I know many who would agree with Ezekiel Emanuel’s belief that “everyone needs to fill out an advance directive.” The good news is that we don’t need to rely on the Aging with Dignity model. In fact, we can achieve much greater certainty and peace of mind by simply avoiding the weak and compromised question and answer templates that would have us making guesses about hypothetical crises or scenarios.

What we want is a type of advance directive known as a “healthcare power of attorney,” or “durable power of attorney for healthcare.”

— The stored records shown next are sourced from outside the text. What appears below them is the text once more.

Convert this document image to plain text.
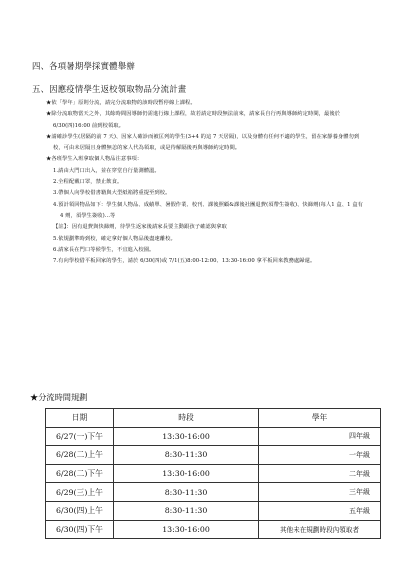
四、各項暑期學採實體舉辦
五、因應疫情學生返校領取物品分流計畫

★依「學年」原則分流，請完分流取物的該時段暫停線上課程。

★除分流取物當天之外，其餘時間因導師仍需進行線上課程，故若請定時段無法前來，請家長自行再與導師約定時間，最後於 6/30(四)16:00 前到校領取。

★請確診學生(居隔的前 7 天)、因家人確診而被匡列的學生(3+4 的這 7 天居隔)，以及身體有任何不適的學生，留在家靜養身體勿到校，可由未居隔且身體無恙的家人代為領取，或是待解隔後再與導師約定時間。

★各班學生入班拿取個人物品注意事項：

1.請由大門口出入，並在穿堂自行量測體溫。

2.全程配戴口罩，禁止飲食。

3.帶個人向學校借書籍與大型紙箱將重提至到校。

4.預計領回物品如下：學生個人物品、成績單、暑假作業、校刊、課後照顧&課後社團退費(須帶生簽收)、快篩劑(每人1 盒、1 盒有 4 劑，須學生簽收)…等

【註】：因有退費與快篩劑，待學生返家後請家長要主動跟孩子確認與拿取

5.依規劃準時到校，確定拿好個人物品後盡速離校。

6.請家長在門口等候學生，不宜進入校園。

7.有向學校借平板回家的學生，請於 6/30(四)或 7/1(五)8:00-12:00、13:30-16:00 拿平板回來教務處歸還。

★分流時間規劃
日期	時段	學年
6/27(一)下午	13:30-16:00	四年級
6/28(二)上午	8:30-11:30	一年級
6/28(二)下午	13:30-16:00	二年級
6/29(三)上午	8:30-11:30	三年級
6/30(四)上午	8:30-11:30	五年級
6/30(四)下午	13:30-16:00	其他未在規劃時段內領取者
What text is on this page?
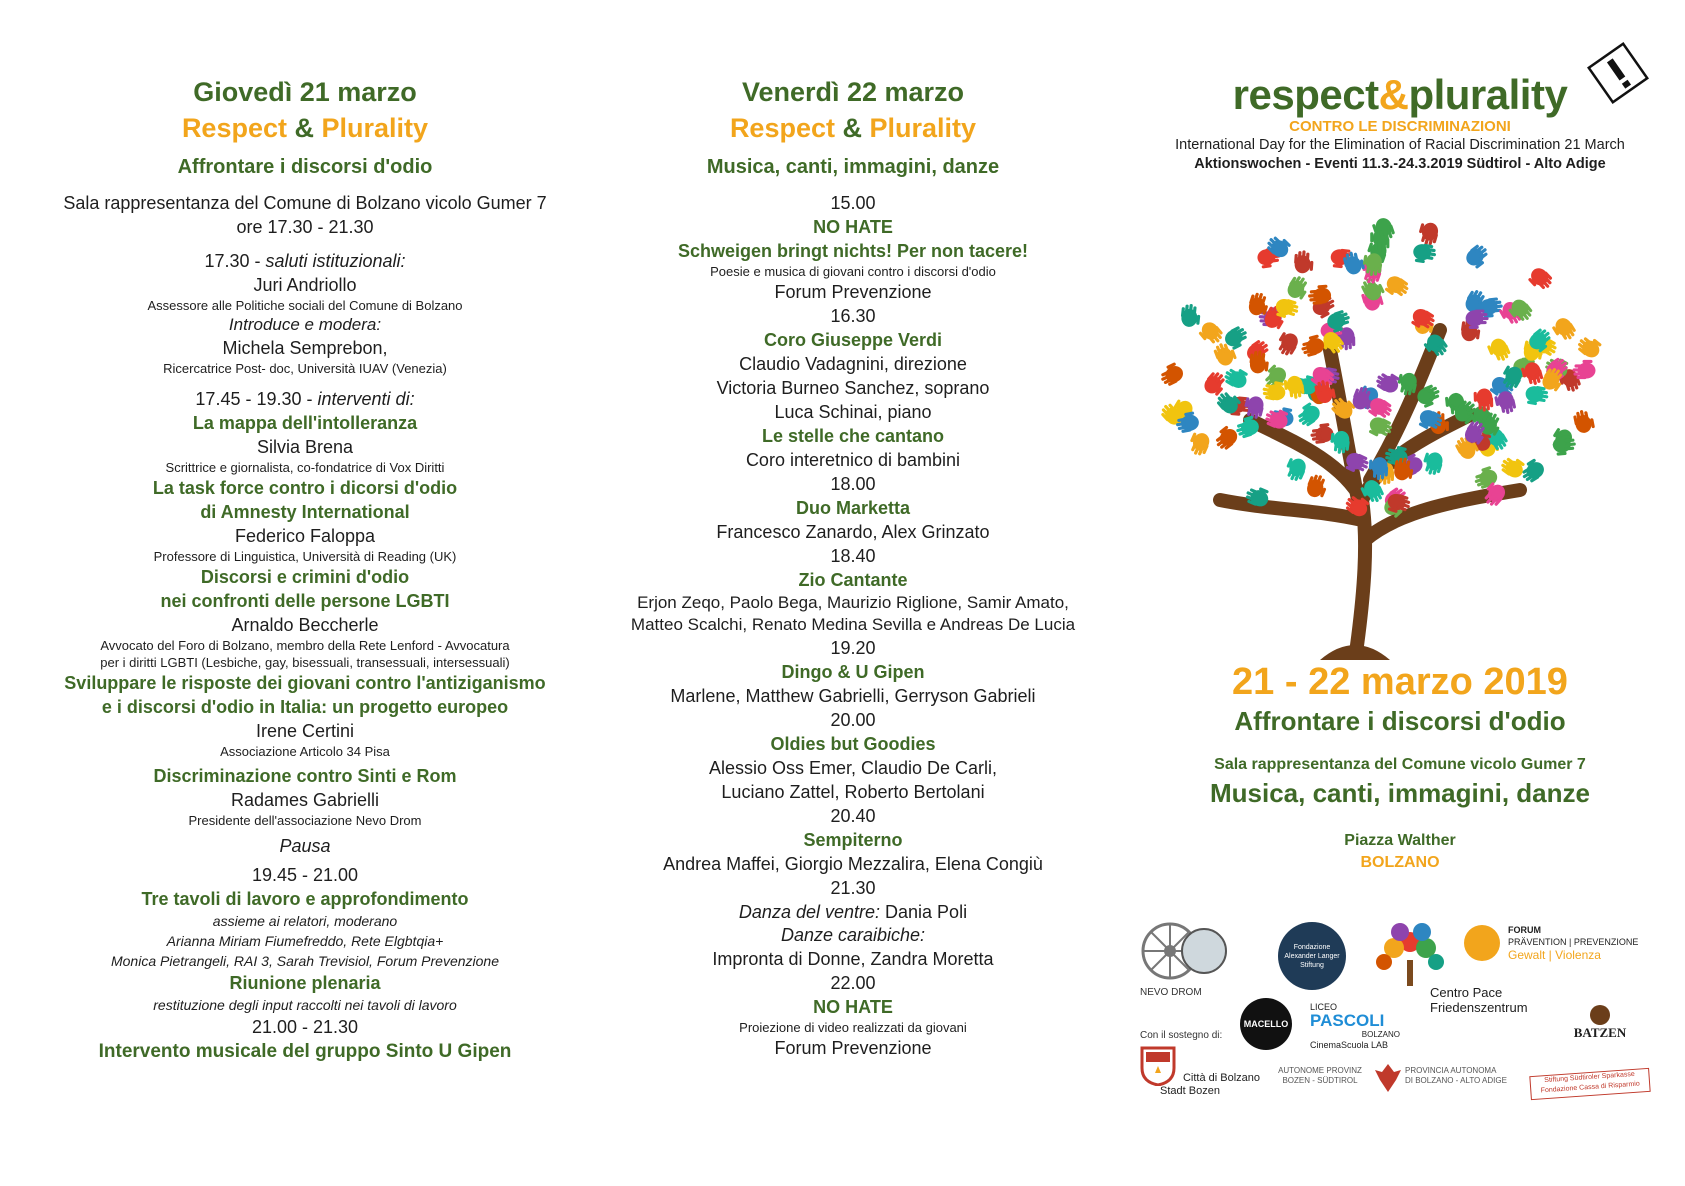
Giovedì 21 marzo

Respect & Plurality

Affrontare i discorsi d'odio

Sala rappresentanza del Comune di Bolzano vicolo Gumer 7

ore 17.30 - 21.30

17.30 - saluti istituzionali:

Juri Andriollo

Assessore alle Politiche sociali del Comune di Bolzano

Introduce e modera:

Michela Semprebon,

Ricercatrice Post- doc, Università IUAV (Venezia)

17.45 - 19.30 - interventi di:

La mappa dell'intolleranza

Silvia Brena

Scrittrice e giornalista, co-fondatrice di Vox Diritti

La task force contro i dicorsi d'odio

di Amnesty International

Federico Faloppa

Professore di Linguistica, Università di Reading (UK)

Discorsi e crimini d'odio

nei confronti delle persone LGBTI

Arnaldo Beccherle

Avvocato del Foro di Bolzano, membro della Rete Lenford - Avvocatura

per i diritti LGBTI (Lesbiche, gay, bisessuali, transessuali, intersessuali)

Sviluppare le risposte dei giovani contro l'antiziganismo

e i discorsi d'odio in Italia: un progetto europeo

Irene Certini

Associazione Articolo 34 Pisa

Discriminazione contro Sinti e Rom

Radames Gabrielli

Presidente dell'associazione Nevo Drom

Pausa

19.45 - 21.00

Tre tavoli di lavoro e approfondimento

assieme ai relatori, moderano

Arianna Miriam Fiumefreddo, Rete Elgbtqia+

Monica Pietrangeli, RAI 3, Sarah Trevisiol, Forum Prevenzione

Riunione plenaria

restituzione degli input raccolti nei tavoli di lavoro

21.00 - 21.30

Intervento musicale del gruppo Sinto U Gipen

Venerdì 22 marzo

Respect & Plurality

Musica, canti, immagini, danze

15.00

NO HATE

Schweigen bringt nichts! Per non tacere!

Poesie e musica di giovani contro i discorsi d'odio

Forum Prevenzione

16.30

Coro Giuseppe Verdi

Claudio Vadagnini, direzione

Victoria Burneo Sanchez, soprano

Luca Schinai, piano

Le stelle che cantano

Coro interetnico di bambini

18.00

Duo Marketta

Francesco Zanardo, Alex Grinzato

18.40

Zio Cantante

Erjon Zeqo, Paolo Bega, Maurizio Riglione, Samir Amato,

Matteo Scalchi, Renato Medina Sevilla e Andreas De Lucia

19.20

Dingo & U Gipen

Marlene, Matthew Gabrielli, Gerryson Gabrieli

20.00

Oldies but Goodies

Alessio Oss Emer, Claudio De Carli,

Luciano Zattel, Roberto Bertolani

20.40

Sempiterno

Andrea Maffei, Giorgio Mezzalira, Elena Congiù

21.30

Danza del ventre: Dania Poli

Danze caraibiche:

Impronta di Donne, Zandra Moretta

22.00

NO HATE

Proiezione di video realizzati da giovani

Forum Prevenzione

respect&plurality

CONTRO LE DISCRIMINAZIONI

International Day for the Elimination of Racial Discrimination 21 March

Aktionswochen - Eventi 11.3.-24.3.2019 Südtirol - Alto Adige

21 - 22 marzo 2019

Affrontare i discorsi d'odio

Sala rappresentanza del Comune vicolo Gumer 7

Musica, canti, immagini, danze

Piazza Walther

BOLZANO

NEVO DROM
Fondazione
Alexander Langer
Stiftung
Centro Pace
Friedenszentrum
FORUM
PRÄVENTION | PREVENZIONE
Gewalt | Violenza
MACELLO
LICEO
PASCOLI
BOLZANO
CinemaScuola LAB
BATZEN
Con il sostegno di:
Città di Bolzano
Stadt Bozen
AUTONOME PROVINZ
BOZEN - SÜDTIROL
PROVINCIA AUTONOMA
DI BOLZANO - ALTO ADIGE	Stiftung Südtiroler Sparkasse
Fondazione Cassa di Risparmio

A healthcare power of attorney allows us to appoint someone who will act as our most trusted medical decision maker if we end up in a situation where we cannot speak for ourselves. A healthcare power of attorney doesn’t ask us to imagine countless hypothetical scenarios. A healthcare power of attorney doesn’t ask us dozens of yes/no questions about specific medical interventions that may or may not apply to us, or with which we may simply not be familiar. A healthcare power of attorney empowers us to live well, knowing that if we find ourselves in medical crisis, our spouse, or a particularly trusted physician, or another friend or loved one, will be empowered to speak confidently on our behalf, knowing how we would think about the situation ethically, morally, and religiously, and given the particulars of the moment — our age, our circumstance, our likelihood of benefit from a particular form of care or treatment, etc.

The ability to preserve the autonomy of your physicians or your trusted healthcare power of attorney to make the best and most life-affirming judgments about your care is far more important than the sweet and sugary, but false, sense of assurance than Aging with Dignity-style question-and-answer templates appear to provide.